Penulis: Suzanne
Collins
Sekelompok Dauntless berjalan di antara meja kami dan meja
sebelah. Dibandingkan Tobias, mereka lebih tua, tapi hanya sedikit. Rambut
salah satu gadis itu lima warna, dan lengannya ditutupi banyak tato sehingga
aku tak bisa melihat kulitnya. Salah seorang pemuda mencondongkan tubuh ke arah
Tobias, yang memunggungi mereka, dan berbisik, “Pengecut,” sambil lewat.
Yang lainnya juga melakukan itu, mendesiskan “pengecut” ke
telinga Tobias, lalu terus berjalan. Tobias berhenti dengan tangan memegang
pisau berisi mentega yang akan dioleskan di atas seiris roti sambil menatap
meja.
Dengan tegang, aku menunggu Tobias meledak.
“Dasar idiot,” Lauren mencibir. “Para Candor itu juga,
karena membuatmu menumpahkan kisah hidupmu kepada semua orang mereka juga
idiot.”
Tobias tidak menjawab. Ia meletakkan pisau dan roti itu,
lalu menjauh dari meja. Matanya memandang ke atas dan menatap sesuatu di
seberang ruangan.
“Ini harus dihentikan,” katanya pelan. Lalu, ia berjalan
menuju apa pun yang tadi dilihatnya sebelum aku sadar. Ini tidak bagus.
Tobias menyelinap di antara meja-meja dan orang-orang
seolah-olah tubuhnya cair dan bukannya padat. Aku terhuyung-huyung mengikutinya
sambil menggumamkan permintaan maaf seraya mendorong orang-orang ke samping.
Kemudian, aku melihat siapa yang Tobias hampiri. Marcus. Ia
duduk bersama beberapa anggota Candor dewasa.
Tobias mencapai tempat Marcus, lalu mencengkeram tengkuknya
dan memaksanya berdiri. Mulut Marcus membuka untuk mengucapkan sesuatu, dan itu
tindakan yang keliru karena Tobias menonjok giginya dengan keras. Seseorang
berteriak, tapi tak ada yang bergegas membantu Marcus. Lagi pula, kami berada
di ruangan penuh Dauntless.
Tobias mendorong Marcus ke tengah ruangan, ke tempat kosong
di antara meja-meja dengan simbol Candor.

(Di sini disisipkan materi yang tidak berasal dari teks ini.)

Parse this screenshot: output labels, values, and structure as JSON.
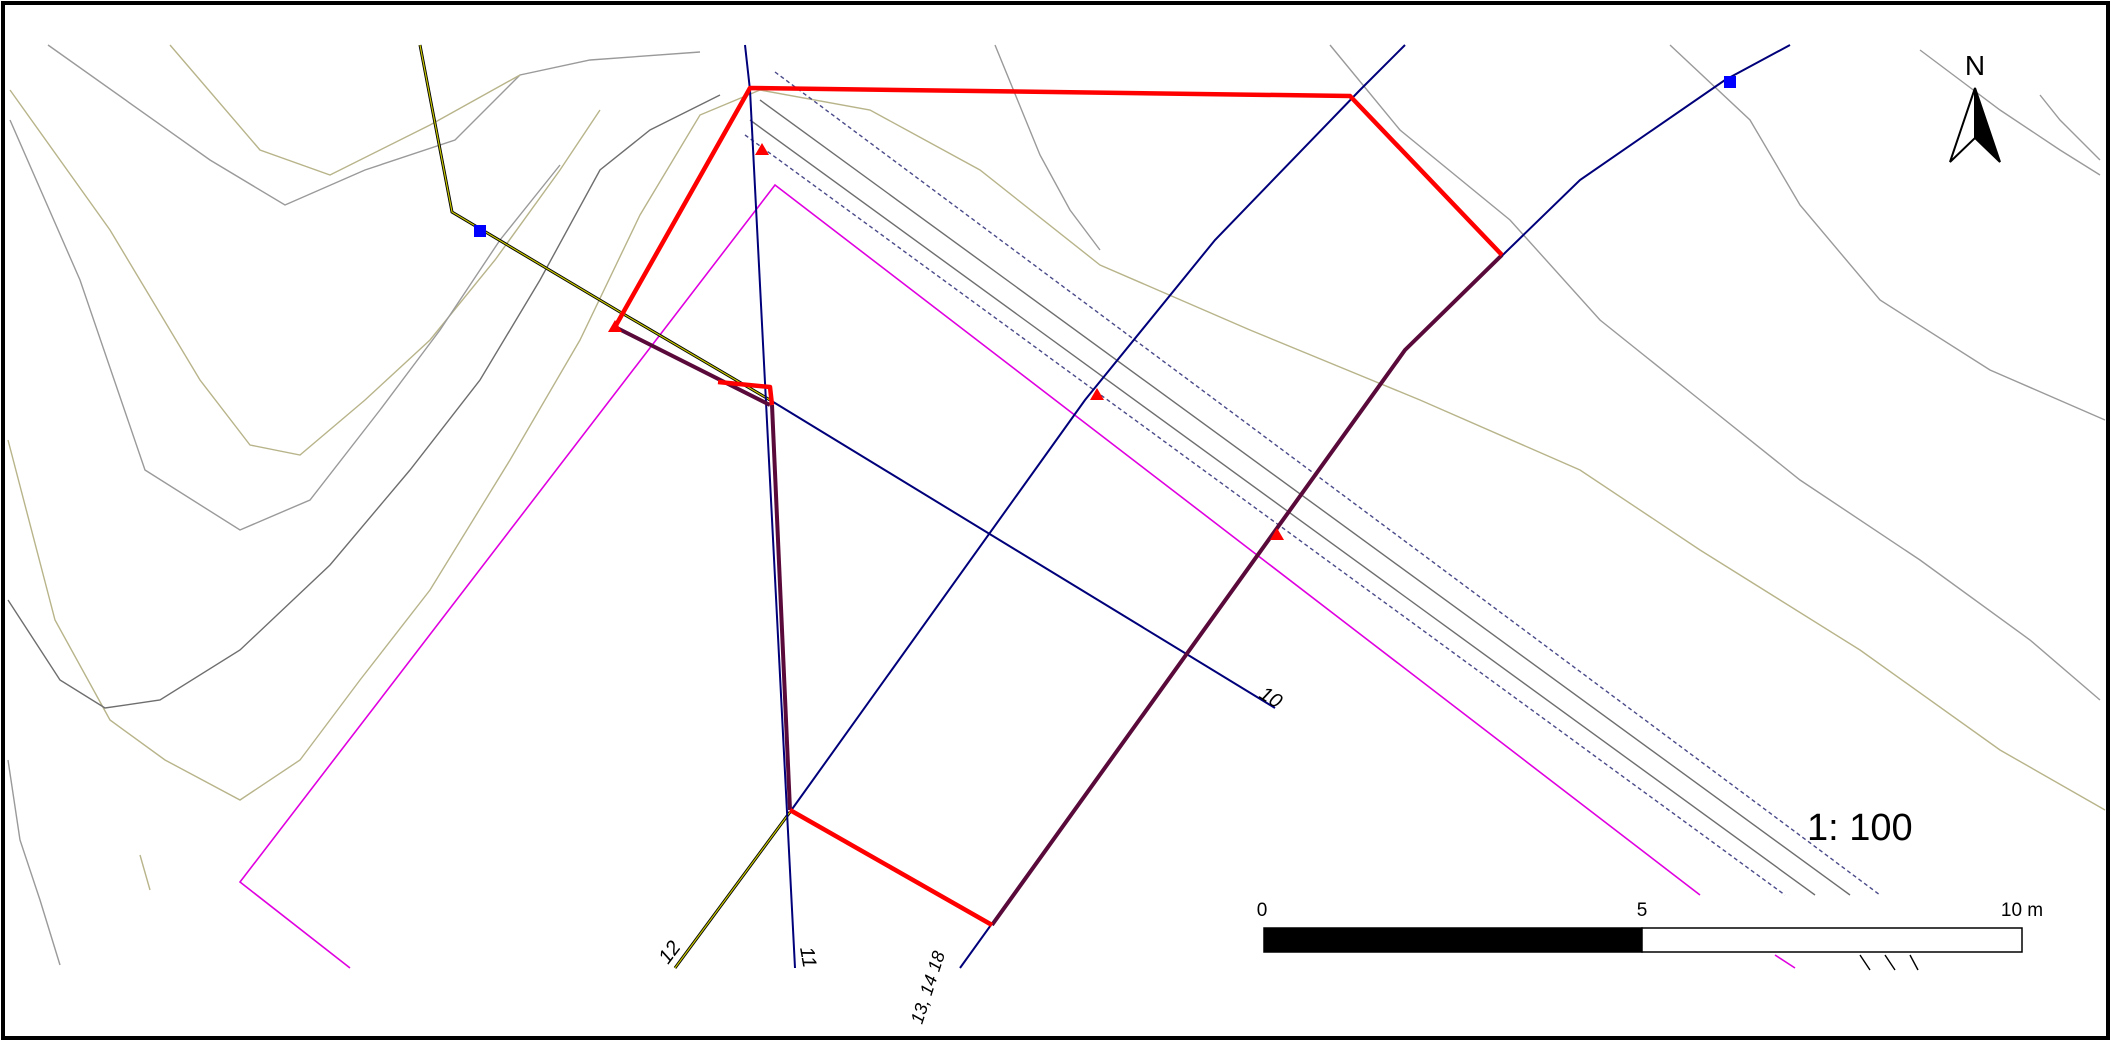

Marcus terjungkal ke salah satu
timbangan, dengan tangan menutupi wajahnya sehingga aku tak bisa melihat luka
yang Tobias buat.
Tobias mendorong Marcus ke lantai dan menekan leher ayahnya
itu dengan tumit sepatu. Marcus memukul kaki Tobias, darah mengalir dari
bibirnya. Namun, walaupun mungkin dulu tubuhnya kuat, saat ini ia tak mungkin
masih sekuat anaknya. Tobias membuka gespernya, lalu melepaskan ikat pinggang.
Ia mengangkat kakinya dari leher Marcus dan menarik ujung
ikat pinggangnya.
“Ini untuk kebaikanmu,” katanya.
Aku ingat itulah yang selalu Marcus, dan juga bayangannya,
katakan pada Tobias di ruang ketakutannya.

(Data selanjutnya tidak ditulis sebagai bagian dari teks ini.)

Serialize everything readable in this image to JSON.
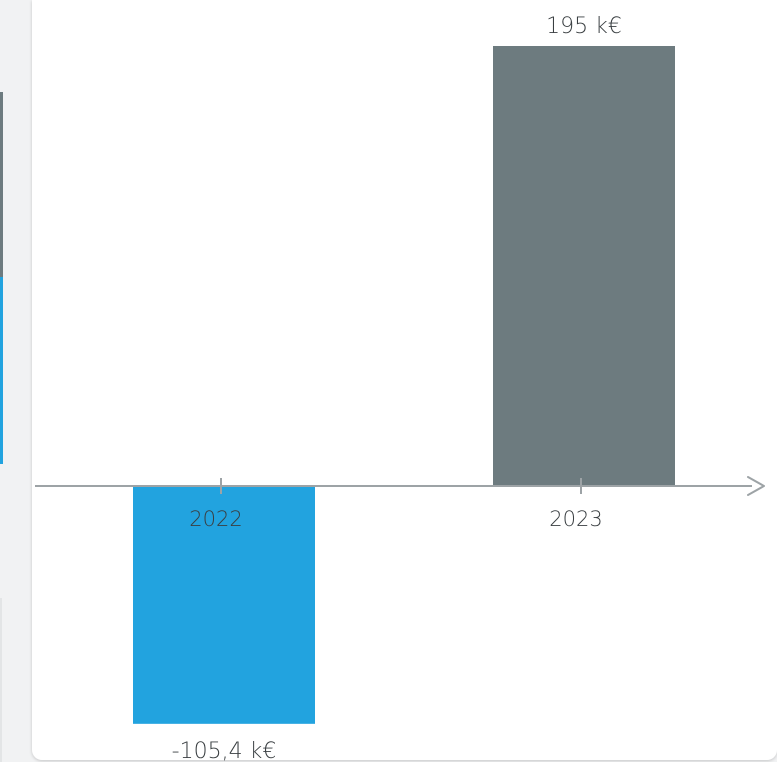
{
  "chart_data": {
    "type": "bar",
    "title": "",
    "xlabel": "",
    "ylabel": "",
    "categories": [
      "2022",
      "2023"
    ],
    "values": [
      -105.4,
      195
    ],
    "value_labels": [
      "-105,4 k€",
      "195 k€"
    ],
    "ylim": [
      -110,
      200
    ],
    "grid": false,
    "legend": "none",
    "colors": {
      "negative": "#22a3df",
      "positive": "#6d7b7f",
      "axis": "#9da3a6"
    }
  }
}
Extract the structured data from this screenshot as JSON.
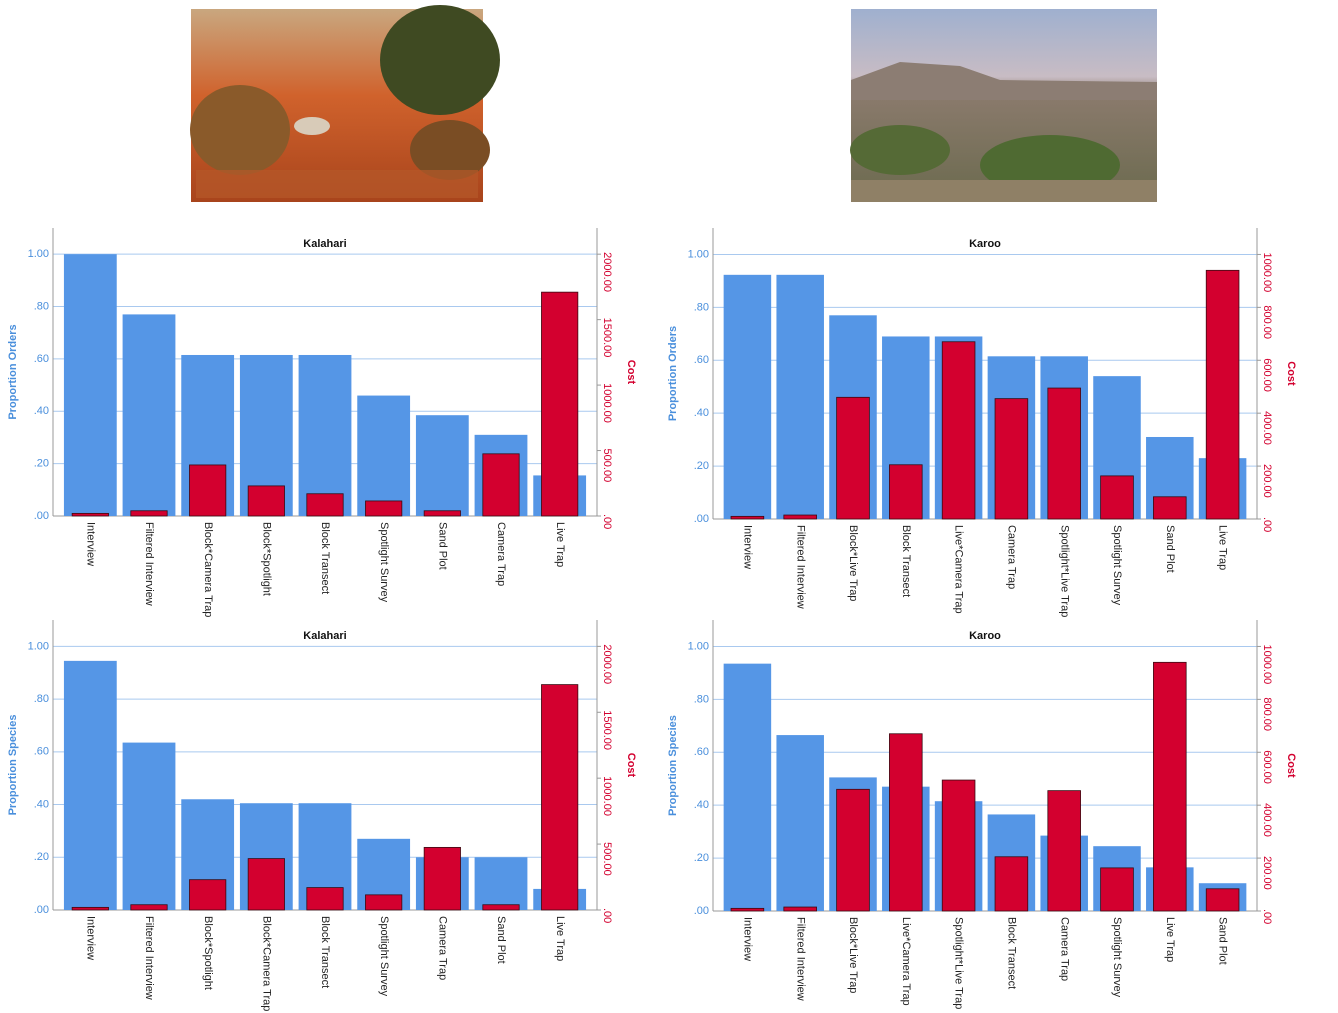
{
  "chart_data": [
    {
      "type": "bar",
      "title": "Kalahari",
      "categories": [
        "Interview",
        "Filtered Interview",
        "Block*Camera Trap",
        "Block*Spotlight",
        "Block Transect",
        "Spotlight Survey",
        "Sand Plot",
        "Camera Trap",
        "Live Trap"
      ],
      "series": [
        {
          "name": "Proportion Orders",
          "color": "#5596e6",
          "values": [
            1.0,
            0.77,
            0.615,
            0.615,
            0.615,
            0.46,
            0.385,
            0.31,
            0.155
          ]
        },
        {
          "name": "Cost",
          "color": "#d3002f",
          "axis": "y2",
          "values": [
            20,
            40,
            390,
            230,
            170,
            115,
            40,
            475,
            1710
          ]
        }
      ],
      "ylim": [
        0,
        1.1
      ],
      "yticks": [
        {
          "value": 0,
          "label": ".00"
        },
        {
          "value": 0.2,
          "label": ".20"
        },
        {
          "value": 0.4,
          "label": ".40"
        },
        {
          "value": 0.6,
          "label": ".60"
        },
        {
          "value": 0.8,
          "label": ".80"
        },
        {
          "value": 1.0,
          "label": "1.00"
        }
      ],
      "y2lim": [
        0,
        2200
      ],
      "y2ticks": [
        {
          "value": 0,
          "label": ".00"
        },
        {
          "value": 500,
          "label": "500.00"
        },
        {
          "value": 1000,
          "label": "1000.00"
        },
        {
          "value": 1500,
          "label": "1500.00"
        },
        {
          "value": 2000,
          "label": "2000.00"
        }
      ],
      "grid": true
    },
    {
      "type": "bar",
      "title": "Karoo",
      "categories": [
        "Interview",
        "Filtered Interview",
        "Block*Live Trap",
        "Block Transect",
        "Live*Camera Trap",
        "Camera Trap",
        "Spotlight*Live Trap",
        "Spotlight Survey",
        "Sand Plot",
        "Live Trap"
      ],
      "series": [
        {
          "name": "Proportion Orders",
          "color": "#5596e6",
          "values": [
            0.923,
            0.923,
            0.77,
            0.69,
            0.69,
            0.615,
            0.615,
            0.54,
            0.31,
            0.23
          ]
        },
        {
          "name": "Cost",
          "color": "#d3002f",
          "axis": "y2",
          "values": [
            10,
            15,
            460,
            205,
            670,
            455,
            495,
            163,
            84,
            940
          ]
        }
      ],
      "ylim": [
        0,
        1.1
      ],
      "yticks": [
        {
          "value": 0,
          "label": ".00"
        },
        {
          "value": 0.2,
          "label": ".20"
        },
        {
          "value": 0.4,
          "label": ".40"
        },
        {
          "value": 0.6,
          "label": ".60"
        },
        {
          "value": 0.8,
          "label": ".80"
        },
        {
          "value": 1.0,
          "label": "1.00"
        }
      ],
      "y2lim": [
        0,
        1100
      ],
      "y2ticks": [
        {
          "value": 0,
          "label": ".00"
        },
        {
          "value": 200,
          "label": "200.00"
        },
        {
          "value": 400,
          "label": "400.00"
        },
        {
          "value": 600,
          "label": "600.00"
        },
        {
          "value": 800,
          "label": "800.00"
        },
        {
          "value": 1000,
          "label": "1000.00"
        }
      ],
      "grid": true
    },
    {
      "type": "bar",
      "title": "Kalahari",
      "categories": [
        "Interview",
        "Filtered Interview",
        "Block*Spotlight",
        "Block*Camera Trap",
        "Block Transect",
        "Spotlight Survey",
        "Camera Trap",
        "Sand Plot",
        "Live Trap"
      ],
      "series": [
        {
          "name": "Proportion Species",
          "color": "#5596e6",
          "values": [
            0.945,
            0.635,
            0.42,
            0.405,
            0.405,
            0.27,
            0.2,
            0.2,
            0.08
          ]
        },
        {
          "name": "Cost",
          "color": "#d3002f",
          "axis": "y2",
          "values": [
            20,
            40,
            230,
            390,
            170,
            115,
            475,
            40,
            1710
          ]
        }
      ],
      "ylim": [
        0,
        1.1
      ],
      "yticks": [
        {
          "value": 0,
          "label": ".00"
        },
        {
          "value": 0.2,
          "label": ".20"
        },
        {
          "value": 0.4,
          "label": ".40"
        },
        {
          "value": 0.6,
          "label": ".60"
        },
        {
          "value": 0.8,
          "label": ".80"
        },
        {
          "value": 1.0,
          "label": "1.00"
        }
      ],
      "y2lim": [
        0,
        2200
      ],
      "y2ticks": [
        {
          "value": 0,
          "label": ".00"
        },
        {
          "value": 500,
          "label": "500.00"
        },
        {
          "value": 1000,
          "label": "1000.00"
        },
        {
          "value": 1500,
          "label": "1500.00"
        },
        {
          "value": 2000,
          "label": "2000.00"
        }
      ],
      "grid": true
    },
    {
      "type": "bar",
      "title": "Karoo",
      "categories": [
        "Interview",
        "Filtered Interview",
        "Block*Live Trap",
        "Live*Camera Trap",
        "Spotlight*Live Trap",
        "Block Transect",
        "Camera Trap",
        "Spotlight Survey",
        "Live Trap",
        "Sand Plot"
      ],
      "series": [
        {
          "name": "Proportion Species",
          "color": "#5596e6",
          "values": [
            0.935,
            0.665,
            0.505,
            0.47,
            0.415,
            0.365,
            0.285,
            0.245,
            0.165,
            0.105
          ]
        },
        {
          "name": "Cost",
          "color": "#d3002f",
          "axis": "y2",
          "values": [
            10,
            15,
            460,
            670,
            495,
            205,
            455,
            163,
            940,
            84
          ]
        }
      ],
      "ylim": [
        0,
        1.1
      ],
      "yticks": [
        {
          "value": 0,
          "label": ".00"
        },
        {
          "value": 0.2,
          "label": ".20"
        },
        {
          "value": 0.4,
          "label": ".40"
        },
        {
          "value": 0.6,
          "label": ".60"
        },
        {
          "value": 0.8,
          "label": ".80"
        },
        {
          "value": 1.0,
          "label": "1.00"
        }
      ],
      "y2lim": [
        0,
        1100
      ],
      "y2ticks": [
        {
          "value": 0,
          "label": ".00"
        },
        {
          "value": 200,
          "label": "200.00"
        },
        {
          "value": 400,
          "label": "400.00"
        },
        {
          "value": 600,
          "label": "600.00"
        },
        {
          "value": 800,
          "label": "800.00"
        },
        {
          "value": 1000,
          "label": "1000.00"
        }
      ],
      "grid": true
    }
  ]
}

Lalu, ikat pinggang itu melayang di udara dan menghantam
lengan Marcus. Wajah Marcus memerah. Ia menutupi kepalanya saat cambukan
berikutnya datang, kali ini mengenai punggungnya. Semua orang di sekelilingku
tertawa. Asalnya dari meja para Dauntless. Namun, aku tidak tertawa. Aku tak
mungkin menertawakan ini.
Akhirnya, aku sadar. Aku berlari ke depan dan meraih bahu
Tobias.
“Hentikan!” kataku. “Tobias, hentikan sekarang juga!"
Aku mengira akan melihat tatapan liar di matanya. Namun,
saat Tobias memandangku, aku tak melihat tatapan seperti itu. Wajahnya tidak
merah dan napasnya mantap. Ini bukan tindakan yang dilakukan karena marah.
Ini tindakan yang dilakukan dengan penuh perhitungan.
Tobias menurunkan ikat pinggang dan merogoh sakunya. Ia
mengeluarkan rantai perak yang digantungi cincin. Marcus yang terbaring
menyamping terkesiap. Tobias menjatuhkan cincin itu ke lantai di samping wajah
ayahnya. Cincin itu terbuat dari logam kusam yang sudah pudar, cincin kawin
faksi Abnegation.
“Ibuku,” ujar Tobias, “kirim salam.”
Tobias berlalu. Perlu beberapas saat hingga aku bisa
bernapas kembali. Lalu, aku meninggalkan Marcus yang meringkuk di lantai dan
mengejar Tobias. Aku baru bisa menyusulnya setelah sampai di koridor.
“Tadi itu apa?”
aku mendesak.
Tobias menekan tombol TURUN lift tanpa memandangku.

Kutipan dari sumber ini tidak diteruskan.